Literary Arts (Portland, Oregon)
Oregon Public Broadcasting's Dave Miller (far right) interviews Heidi W. Durrow, whose debut
novel The Girl Who Fell from the Sky was the 2012 Multnomah County Library Everybody Reads
selection, live on Think Out Loud in front of an audience at the Literary Arts event space.
Literary Arts has thrived amidst the economic downturn by focusing on mission alignment across all of its programs and reinventing itself as a community literary center. Instead of simply scheduling more events, it chose to reallocate resources to sustain and bolster its mission. It held fewer major lectures but reached new levels of engagement with those it serves. While Literary Arts reduced its annual in-school writer residencies, it served more students by developing different publishing and public reading opportunities, and enabling them to attend lectures at no cost. The organization has experienced increases in individual support, gained new corporate sponsorships, sold out its subscription series, and achieved operating surpluses during the past three years. "Right sizing" the organization has improved the bottom line, helped diversify income streams, and supported staff flexibility, innovation, and collaboration.

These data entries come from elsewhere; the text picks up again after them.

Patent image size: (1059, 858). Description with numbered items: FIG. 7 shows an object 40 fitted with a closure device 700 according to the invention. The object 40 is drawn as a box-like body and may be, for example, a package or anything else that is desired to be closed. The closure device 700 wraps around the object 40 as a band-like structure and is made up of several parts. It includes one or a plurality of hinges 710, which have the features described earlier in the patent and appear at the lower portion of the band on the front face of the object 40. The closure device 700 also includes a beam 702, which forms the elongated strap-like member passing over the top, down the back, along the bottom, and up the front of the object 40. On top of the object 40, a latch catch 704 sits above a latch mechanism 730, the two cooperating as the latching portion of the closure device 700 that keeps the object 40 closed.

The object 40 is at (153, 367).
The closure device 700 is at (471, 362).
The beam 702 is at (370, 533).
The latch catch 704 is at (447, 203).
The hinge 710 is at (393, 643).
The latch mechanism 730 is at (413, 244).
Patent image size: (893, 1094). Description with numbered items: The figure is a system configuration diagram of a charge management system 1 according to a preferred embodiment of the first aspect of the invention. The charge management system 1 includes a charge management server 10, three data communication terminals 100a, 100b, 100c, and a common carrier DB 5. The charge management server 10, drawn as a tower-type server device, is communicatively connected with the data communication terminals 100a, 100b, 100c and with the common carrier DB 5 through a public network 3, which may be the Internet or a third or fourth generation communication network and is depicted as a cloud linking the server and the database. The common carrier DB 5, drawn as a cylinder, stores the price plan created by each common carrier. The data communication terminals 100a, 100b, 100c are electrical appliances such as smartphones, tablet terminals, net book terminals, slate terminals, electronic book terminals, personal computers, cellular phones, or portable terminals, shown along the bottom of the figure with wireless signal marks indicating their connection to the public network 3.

New partnerships have helped expand the Literary Arts audience. For example, Oregon Public Broadcasting (OPB) now broadcasts Literary Arts lectures over the radio. This partnership reaches 10,000 additional listeners without increasing cost. Also, in an effort to serve the wider community of readers and writers in Portland, they are partnering with other literary organizations and giving them a bigger platform. A new initiative currently called @LiteraryArts is a reading series occurring in Literary Arts' new store-front space during "First Thursdays of the month," when the local art galleries are open late to the public.